Saturday, March 21, 2009

THE GO SPIRIT

Waking this morning, to a faint noise, a vibration from our tenants on the floor below who are packing and moving, I thought about JC.

I crept downstairs last night, to sleep on the futon in my studio theater. It used to be "DanceHouse," my school where I taught; before that, it was rented by a guy who played the drums whom I desperately wanted to evict -- the noise was intolerable. We own the building -- a five-story brownstone in the heart of Manhattan; we occupy the two top floors.

Anyhow, upstairs, JC who is recovering from a coughing cold, was snoring.
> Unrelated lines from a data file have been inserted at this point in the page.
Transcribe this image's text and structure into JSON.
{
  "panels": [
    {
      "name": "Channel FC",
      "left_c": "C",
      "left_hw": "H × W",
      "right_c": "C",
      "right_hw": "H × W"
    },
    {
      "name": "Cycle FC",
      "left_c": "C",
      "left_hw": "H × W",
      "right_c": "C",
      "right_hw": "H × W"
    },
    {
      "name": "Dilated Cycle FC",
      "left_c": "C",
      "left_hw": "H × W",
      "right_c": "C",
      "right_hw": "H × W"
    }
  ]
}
JC's In-The-World clothes are on the rack in the hallway downstairs, upstairs on the brass coat rack, on coat hooks in the laundry room, in his three closets. (Yes, three, I just have one big one.)

Grrr.. No...it's wonderful--JC the actor marches out everyday, to shop, to audition, to do a benefit, to talk with Phil our building's super about the latest landlord problem. Then JC is off to the theater 6 days a week to perform. He doesn't say no. Never says no. He reschedules, jumps through hoops to be available for out-of-town relatives, old friends, as well as meetings with agents, producers, directors ... that spirit, what a spirit, the go in him.

I love his looks (a handsome husband is nice to have) but JC's go spirit inspires me, a go person in a different way... to go go go ... go further, faster, more delightedly... just GO.